Need to escape regex characters in sed to be interpreted as regex characters

quotingregular expressionsed

It seems e.g.
cat sed_data.txt | sed 's/\b[0-9]\{3\}\b/NUMBER/g'
that I must escape characters to form a regular expression. In this case I had to escape braces in order to be interpreted as a number of times.
Why? I was expecting that everything would be a regex character unless escaped. I.e. the opposite.

Best Answer

This is because sed uses POSIX BREs (Basic Regular Expressions) as opposed to the EREs (Extended Regular Expressions) you're probably used to from Perl or friends.

From the sed(1) man page:

REGULAR EXPRESSIONS
       POSIX.2 BREs should be supported, but they aren't completely because of
       performance problems.  The \n sequence in a regular expression  matches
       the newline character, and similarly for \a, \t, and other sequences.
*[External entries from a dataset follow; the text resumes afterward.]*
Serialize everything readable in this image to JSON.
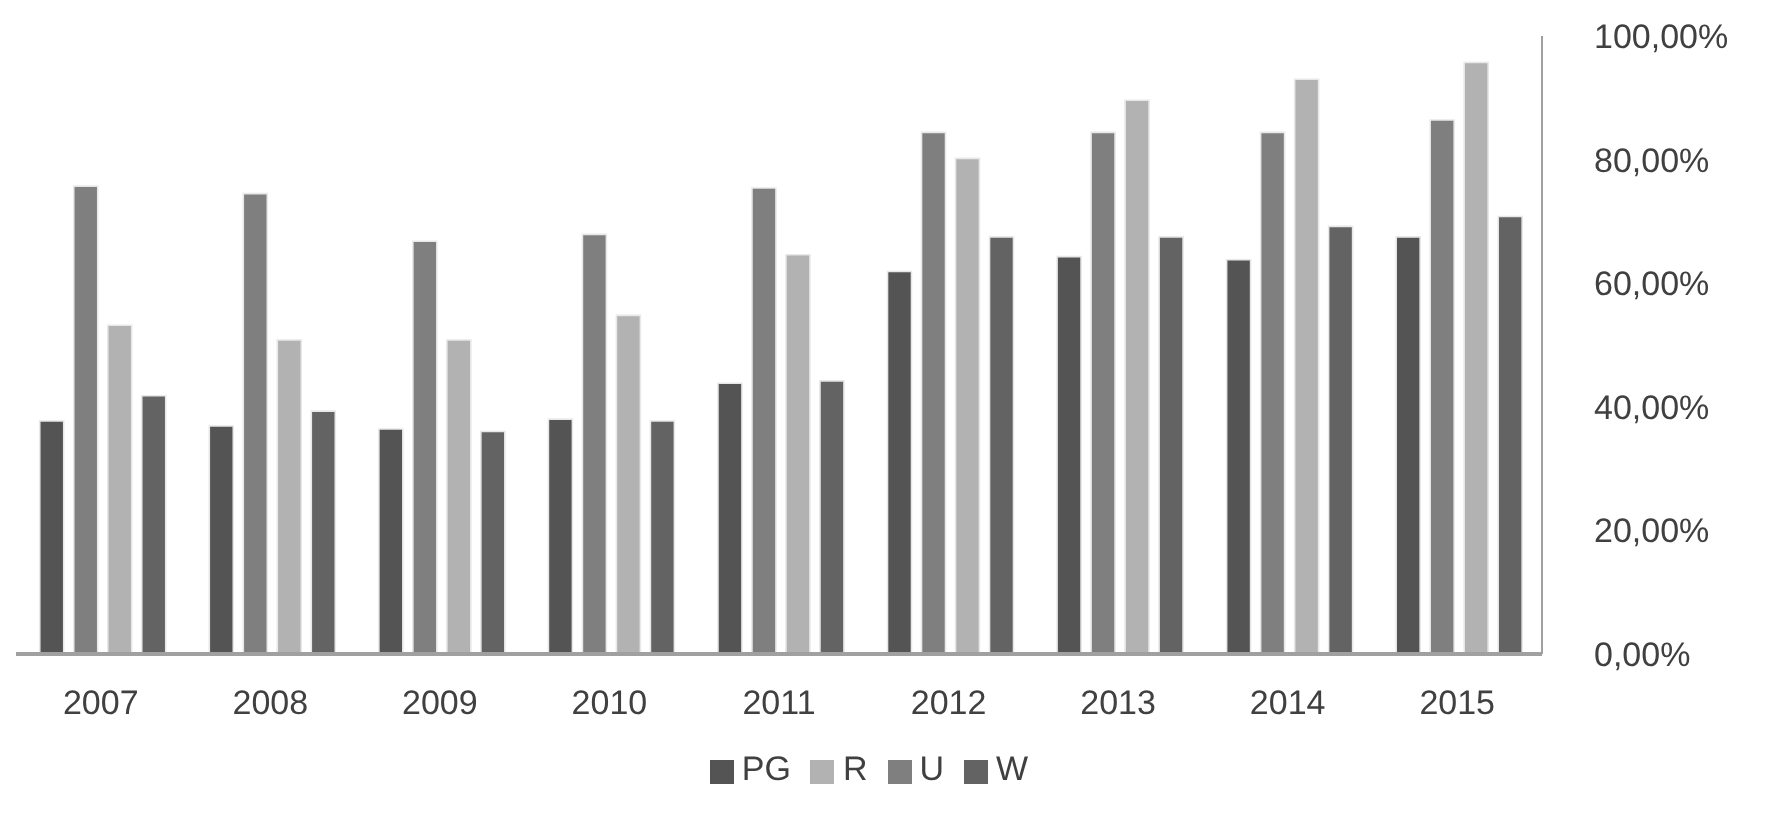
{
  "chart_data": {
    "type": "bar",
    "categories": [
      "2007",
      "2008",
      "2009",
      "2010",
      "2011",
      "2012",
      "2013",
      "2014",
      "2015"
    ],
    "series": [
      {
        "name": "PG",
        "color": "#545454",
        "values": [
          37.7,
          36.9,
          36.4,
          38.0,
          43.8,
          61.9,
          64.3,
          63.8,
          67.5
        ]
      },
      {
        "name": "U",
        "color": "#7f7f7f",
        "values": [
          75.7,
          74.5,
          66.8,
          67.9,
          75.4,
          84.4,
          84.4,
          84.4,
          86.4
        ]
      },
      {
        "name": "R",
        "color": "#b2b2b2",
        "values": [
          53.2,
          50.8,
          50.8,
          54.8,
          64.6,
          80.2,
          89.6,
          93.0,
          95.7
        ]
      },
      {
        "name": "W",
        "color": "#636363",
        "values": [
          41.8,
          39.3,
          36.0,
          37.7,
          44.2,
          67.5,
          67.5,
          69.2,
          70.8
        ]
      }
    ],
    "ylim": [
      0,
      100
    ],
    "yticks": [
      {
        "value": 0,
        "label": "0,00%"
      },
      {
        "value": 20,
        "label": "20,00%"
      },
      {
        "value": 40,
        "label": "40,00%"
      },
      {
        "value": 60,
        "label": "60,00%"
      },
      {
        "value": 80,
        "label": "80,00%"
      },
      {
        "value": 100,
        "label": "100,00%"
      }
    ],
    "grid": false,
    "legend": "bottom"
  }
}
Relevant quote from the above link:

The Basic Regular Expressions or BRE flavor standardizes a flavor similar to the one used by the traditional UNIX grep command. This is pretty much the oldest regular expression flavor still in use today. One thing that sets this flavor apart is that most metacharacters require a backslash to give the metacharacter its flavor. Most other flavors, including POSIX ERE, use a backslash to suppress the meaning of metacharacters.

Quoted verbatim from Craig Sanders' comment:

Note that in GNU sed at least, you can tell sed to use extended regexps with the -r or --regexp-extended command line option. This is useful if you want to avoid uglifying your sed script with excessive escaping.